You are currently viewing Peringatan Hari Lahir Pancasila di Itera Berlangsung Khidmat dan Penuh Nuansa Kebhinekaan

Peringatan Hari Lahir Pancasila di Itera Berlangsung Khidmat dan Penuh Nuansa Kebhinekaan

ITERA NEWS – Institut Teknologi Sumatera (Itera) menggelar upacara peringatan Hari Lahir Pancasila di Selasar Gerbang Utama Itera, Selasa, 2 Juni 2026. Upacara berlangsung khidmat dan diikuti oleh sivitas akademika Itera yang terdiri atas dosen, tenaga kependidikan, dan mahasiswa.

Nuansa kebhinekaan tampak mewarnai jalannya upacara melalui penggunaan wastra nusantara oleh para peserta. Beragam pakaian tradisional dari berbagai daerah di Indonesia menjadikan peringatan Hari Lahir Pancasila tahun ini semakin semarak dan mencerminkan semangat persatuan dalam keberagaman.

Rektor Itera, Prof. Dr. I Nyoman Pugeg Aryantha, bertindak sebagai pembina upacara sekaligus membacakan pidato Kepala Badan Pembinaan Ideologi Pancasila (BPIP), Prof.

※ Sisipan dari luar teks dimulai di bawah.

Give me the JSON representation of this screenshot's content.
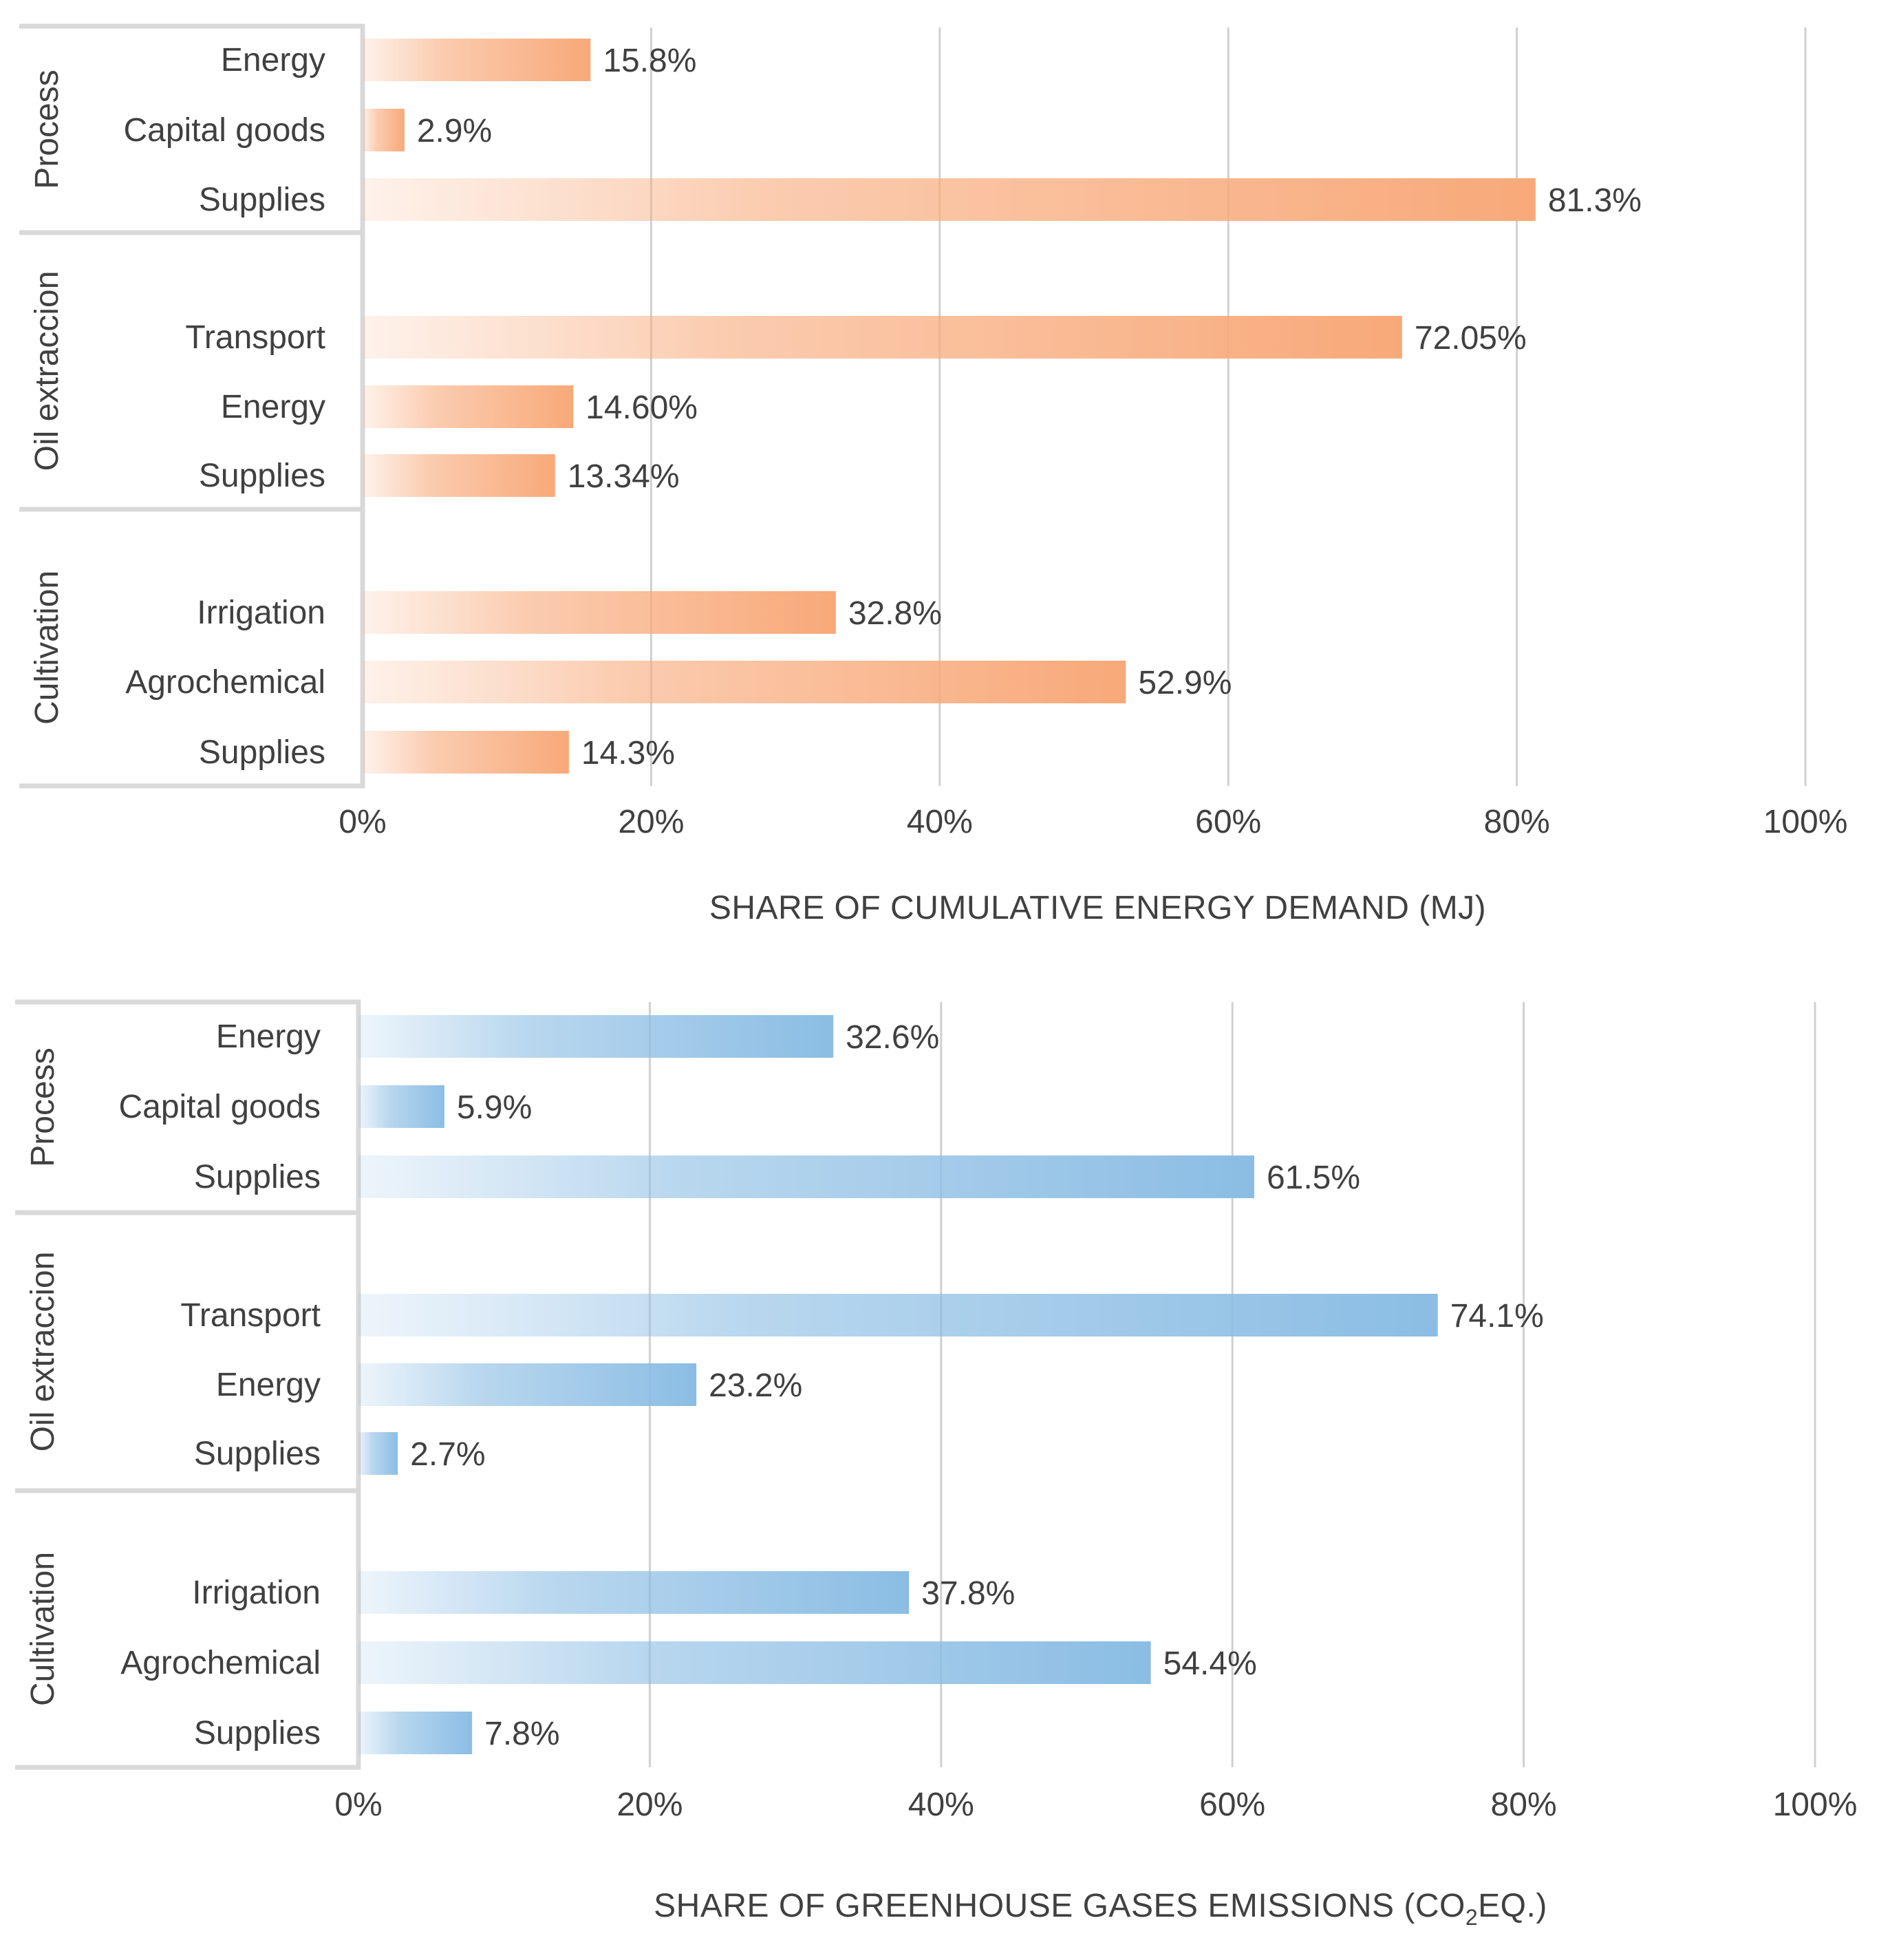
{
  "chart_data": [
    {
      "type": "bar",
      "orientation": "horizontal",
      "xlabel": "SHARE OF CUMULATIVE ENERGY DEMAND  (MJ)",
      "xlim": [
        0,
        100
      ],
      "xticks": [
        "0%",
        "20%",
        "40%",
        "60%",
        "80%",
        "100%"
      ],
      "grid": true,
      "bar_color": "#f8a979",
      "groups": [
        {
          "name": "Process",
          "items": [
            {
              "category": "Energy",
              "value": 15.8,
              "label": "15.8%"
            },
            {
              "category": "Capital goods",
              "value": 2.9,
              "label": "2.9%"
            },
            {
              "category": "Supplies",
              "value": 81.3,
              "label": "81.3%"
            }
          ]
        },
        {
          "name": "Oil extraccion",
          "items": [
            {
              "category": "Transport",
              "value": 72.05,
              "label": "72.05%"
            },
            {
              "category": "Energy",
              "value": 14.6,
              "label": "14.60%"
            },
            {
              "category": "Supplies",
              "value": 13.34,
              "label": "13.34%"
            }
          ]
        },
        {
          "name": "Cultivation",
          "items": [
            {
              "category": "Irrigation",
              "value": 32.8,
              "label": "32.8%"
            },
            {
              "category": "Agrochemical",
              "value": 52.9,
              "label": "52.9%"
            },
            {
              "category": "Supplies",
              "value": 14.3,
              "label": "14.3%"
            }
          ]
        }
      ]
    },
    {
      "type": "bar",
      "orientation": "horizontal",
      "xlabel": "SHARE OF GREENHOUSE GASES EMISSIONS (CO",
      "xlabel_subscript": "2",
      "xlabel_suffix": "EQ.)",
      "xlim": [
        0,
        100
      ],
      "xticks": [
        "0%",
        "20%",
        "40%",
        "60%",
        "80%",
        "100%"
      ],
      "grid": true,
      "bar_color": "#8bbde4",
      "groups": [
        {
          "name": "Process",
          "items": [
            {
              "category": "Energy",
              "value": 32.6,
              "label": "32.6%"
            },
            {
              "category": "Capital goods",
              "value": 5.9,
              "label": "5.9%"
            },
            {
              "category": "Supplies",
              "value": 61.5,
              "label": "61.5%"
            }
          ]
        },
        {
          "name": "Oil extraccion",
          "items": [
            {
              "category": "Transport",
              "value": 74.1,
              "label": "74.1%"
            },
            {
              "category": "Energy",
              "value": 23.2,
              "label": "23.2%"
            },
            {
              "category": "Supplies",
              "value": 2.7,
              "label": "2.7%"
            }
          ]
        },
        {
          "name": "Cultivation",
          "items": [
            {
              "category": "Irrigation",
              "value": 37.8,
              "label": "37.8%"
            },
            {
              "category": "Agrochemical",
              "value": 54.4,
              "label": "54.4%"
            },
            {
              "category": "Supplies",
              "value": 7.8,
              "label": "7.8%"
            }
          ]
        }
      ]
    }
  ]
}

Drs. K.H. Yudian Wahyudi, M.A., Ph.D. Upacara juga dihadiri Ketua Senat Itera Dr. Sunarsih, M.A., Wakil Rektor Bidang Akademik dan Kemahasiswaan Prof. Dr. Eng. Khairurrijal, M.Si., para dekan, serta kepala lembaga di lingkungan Itera.

Dalam pidato yang dibacakan Rektor Itera, disampaikan bahwa tema Peringatan Hari Lahir Pancasila Tahun 2026 adalah “Pancasila Pemersatu Bangsa, Fondasi Perdamaian Dunia”. Tema tersebut menegaskan bahwa nilai-nilai luhur Pancasila tidak hanya relevan dalam menjaga keutuhan bangsa Indonesia, tetapi juga dapat menjadi landasan dalam mewujudkan perdamaian dunia.

“Indonesia bukan hanya penonton dalam kancah dunia. Sesuai amanat Pembukaan Undang-Undang Dasar Negara Republik Indonesia Tahun 1945, kita memiliki tanggung jawab konstitusional untuk ikut melaksanakan ketertiban dunia yang berdasarkan kemerdekaan, perdamaian abadi, dan keadilan sosial,” ujar Rektor Itera saat membacakan pidato Kepala BPIP.

Dalam pidato tersebut juga ditegaskan bahwa kemajuan ekonomi dan teknologi harus tetap berlandaskan nilai-nilai moral. Oleh karena itu, seluruh elemen bangsa, terutama generasi muda, diharapkan menjadikan Pancasila sebagai ideologi yang hidup (living ideology) dalam kehidupan sehari-hari.

Khusus di lingkungan perguruan tinggi, setiap kebijakan diharapkan lahir dengan berlandaskan keadilan sosial, memenuhi rasa keadilan publik, menjamin hak-hak masyarakat, serta tidak meninggalkan kelompok yang rentan.

“Mari tunjukkan kepada dunia bahwa Indonesia adalah bangsa besar yang menjunjung tinggi religiusitas, bersatu karena persaudaraan, dan kuat karena nilai-nilai kemanusiaannya. Selama darah Indonesia masih mengalir dalam tubuh, Pancasila akan senantiasa hidup dalam setiap denyut nadi seluruh anak bangsa di republik yang kita cintai,” tutup Rektor Itera membacakan pidato Kepala BPIP.